If I viewed the creek watershed as a place separate from me, from my life and struggles, and from the ongoing turmoil of the world, I would not be able to receive all that it has to give. And I would be unable to give what I have to offer. Ecopsychology understands that it is natural that we love a place and grieve if it is harmed, that we are heartened by how a place, or a creature, speaks to us about how to live.
When I work with people outdoors, I often have them consider something in their lives with which they are struggling, and then to approach what attracts them in the landscape. Inevitably what they find offers a new and helpful perspective. A woman who was having difficulty settling into a new community found herself sitting with a large Douglas fir that had been uprooted by a storm. She said that the experience gave her a clearer sense of the immensity of the change she was in, and helped her to think more clearly about what she needed to do to help herself through.
All the time we spend indoors, working, reading, even talking with close friends and family, we are bounded by what humanity creates. Humanity creates great beauty, as well as great foolishness, but the only time we explore a world not of our own making is in nature, or with animals. In actuality, modern life impoverishes us with its surround sound experience of human culture. Modern life encourages us to see ourselves only as reflections of our fellow humans, only in terms of social norms, to see ourselves as separate from nature. Only in such a context could human beings feel numb about what human beings are doing to the world. Only in such a context would it be possible for people to avoid the pain for the world that feeling connected brings.

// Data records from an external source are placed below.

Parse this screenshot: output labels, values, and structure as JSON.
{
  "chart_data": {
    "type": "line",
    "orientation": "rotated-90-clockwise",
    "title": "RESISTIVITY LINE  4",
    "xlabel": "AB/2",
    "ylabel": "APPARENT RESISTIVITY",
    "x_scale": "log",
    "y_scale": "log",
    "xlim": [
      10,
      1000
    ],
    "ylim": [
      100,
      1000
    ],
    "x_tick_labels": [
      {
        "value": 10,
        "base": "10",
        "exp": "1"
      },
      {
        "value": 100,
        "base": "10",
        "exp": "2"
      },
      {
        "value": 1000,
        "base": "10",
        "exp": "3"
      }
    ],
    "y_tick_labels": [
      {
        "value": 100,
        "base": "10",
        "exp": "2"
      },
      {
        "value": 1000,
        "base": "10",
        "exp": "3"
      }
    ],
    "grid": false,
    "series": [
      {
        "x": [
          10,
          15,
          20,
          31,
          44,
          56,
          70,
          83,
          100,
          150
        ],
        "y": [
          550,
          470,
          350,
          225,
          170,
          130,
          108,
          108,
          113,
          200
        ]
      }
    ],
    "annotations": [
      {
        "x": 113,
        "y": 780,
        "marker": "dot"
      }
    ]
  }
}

Just as when your foot is asleep, the blood returning is painful, so opening up the imagination to the natural world can be painful. Paying attention to how we feel about what is happening to the world is painful. That pain is a good sign. It is a sign that we are alive, that we are relating to our world. Ecopsychology provides tools to help us to experience our feelings about the state of our world, and to move through them to a place of hopeful empowerment. It offers access to our creative imagination in the service of positive change. It is through the restoration of our psychological ground in the wide world that is our home, that we will find the way to create a vibrant, joyful, life-sustaining future.